Personal information
- Full name: Thomas Easton Carnaby
- Date of birth: 25 December 1913
- Place of birth: Newsham, Northumberland, England
- Date of death: July qtr. 1971 (aged 57)
- Place of death: Hendon, England
- Height: 6 ft 0 in (1.83 m)
- Position(s): Half back

Youth career
- New Delaval United

Senior career*
- Years: Team / Apps / (Gls)
- 1933–1938: Blyth Spartans
- 1938–1939: Southampton / 14 / (0)
- 1947–19??: Andover

= Tom Carnaby =

English footballer

Thomas Easton Carnaby (25 December 1913 – 1971) was an English professional footballer who played as a half back for Southampton in the final season before the Second World War.

==Football career==
Carnaby was born in Newsham, near Blyth, Northumberland where he worked as a coal-miner at New Delaval Colliery, and played for the pit team, before joining Blyth Spartans in 1933. He helped Blyth Spartans win the North Eastern League title in 1935–36.
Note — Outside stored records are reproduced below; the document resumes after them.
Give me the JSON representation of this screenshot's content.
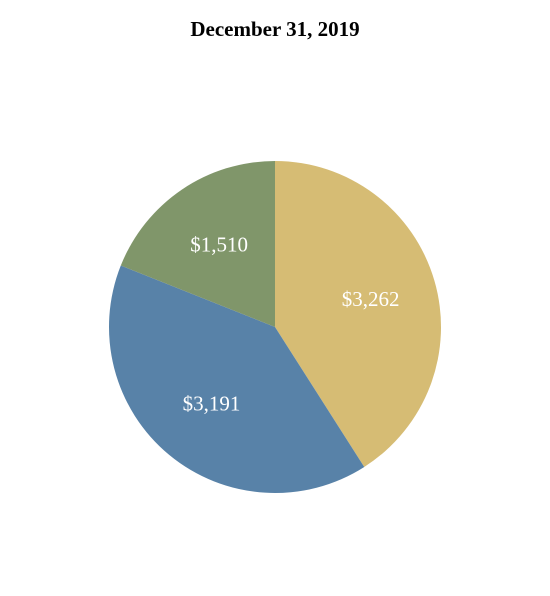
{
  "chart_data": {
    "type": "pie",
    "title": "December 31, 2019",
    "slices": [
      {
        "label": "$3,262",
        "value": 3262,
        "color": "#d6bc74"
      },
      {
        "label": "$3,191",
        "value": 3191,
        "color": "#5882a8"
      },
      {
        "label": "$1,510",
        "value": 1510,
        "color": "#80966a"
      }
    ],
    "start_angle": "top",
    "direction": "clockwise",
    "legend": "none"
  }
}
In May 1938, he moved to the south coast to join Southampton of the Football League Second Division. Described as "a brawny centre-half", Carnaby was used as cover for David Affleck. Carnaby made his first-team debut when he replaced Affleck for the match at Tottenham Hotspur on Christmas Eve, 1938 (the day before his 25th birthday). Carnaby retained his place at centre-half for the next five matches, including a 4–1 defeat at non-league Chelmsford City in the FA Cup. After Affleck's return, Carnaby was switched to right-half for four matches, replacing Ray Parkin. His final run of matches came when he replaced Norman Chalk at centre-half for the last four matches of the season.

==Later career==
Following the outbreak of the Second World War, Carnaby was released by the Saints and joined the Southampton police, playing for their War Reserve side. After the war, he joined Andover for a short time.